Eric Goll, who I look to for mentoring on how to help my adult son build an “awesome, ordinary life”, put out a helpful video that is specifically about the R-word and his thoughts about dealing more broadly with people we haven’t been in contact with over a few years due to the pandemic. But it applies to ableist language in general.
Most of the time, I’m patient and informative when discussing disability with people who have less life experience (or with those who just have different experience). Until I’m not … – and on those days I’m at risk of appearing in someone’s video clip as a woman who has completely lost it. Some days the distance between those two reactions is pretty short. So I found Eric’s discussion of a 4 word short response to hurtful language to be a really helpful tool to add to my kit. And one that is more likely to lead to the result I wanted.

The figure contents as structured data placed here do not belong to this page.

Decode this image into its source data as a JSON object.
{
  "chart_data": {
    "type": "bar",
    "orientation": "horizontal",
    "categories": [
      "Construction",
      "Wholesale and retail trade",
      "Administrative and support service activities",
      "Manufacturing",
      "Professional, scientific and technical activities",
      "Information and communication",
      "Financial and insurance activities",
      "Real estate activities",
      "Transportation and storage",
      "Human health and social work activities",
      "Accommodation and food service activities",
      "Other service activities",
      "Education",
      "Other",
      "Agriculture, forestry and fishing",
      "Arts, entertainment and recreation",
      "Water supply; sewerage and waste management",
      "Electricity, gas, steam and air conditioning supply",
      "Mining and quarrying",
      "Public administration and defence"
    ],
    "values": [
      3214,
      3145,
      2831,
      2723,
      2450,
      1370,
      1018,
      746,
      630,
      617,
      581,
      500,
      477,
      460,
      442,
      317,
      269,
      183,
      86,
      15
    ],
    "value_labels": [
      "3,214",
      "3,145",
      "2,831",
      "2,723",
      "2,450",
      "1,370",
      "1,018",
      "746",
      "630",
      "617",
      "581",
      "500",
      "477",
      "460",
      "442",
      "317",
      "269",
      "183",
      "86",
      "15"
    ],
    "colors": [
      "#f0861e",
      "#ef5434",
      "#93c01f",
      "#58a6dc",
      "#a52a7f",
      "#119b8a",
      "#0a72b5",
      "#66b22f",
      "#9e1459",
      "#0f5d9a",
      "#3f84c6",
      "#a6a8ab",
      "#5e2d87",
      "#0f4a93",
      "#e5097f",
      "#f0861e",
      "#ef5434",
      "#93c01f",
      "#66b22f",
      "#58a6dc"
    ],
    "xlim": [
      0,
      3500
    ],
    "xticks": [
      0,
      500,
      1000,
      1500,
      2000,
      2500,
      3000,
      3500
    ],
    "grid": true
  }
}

It’s also true that there is a lot of language that you or I have grown up with, or hear regularly, or may even use ourselves that is ableist in ways we don’t think about because it doesn’t match our life experience. Or didn’t match our life experience …. yet.
Lʏᴅɪᴀ X. Z. Bʀᴏᴡɴ wrote an interesting essay about Linguistic Ableism Violence in Language: Circling Back to Linguistic Ableism which includes a glossary of ableist phrases. These articles are worth a careful read – not because you are going to agree with all of it, but because of the comprehensiveness of viewpoints will help you refine your own ideas, and perhaps give you some better ideas on what to substitute and how to talk to others.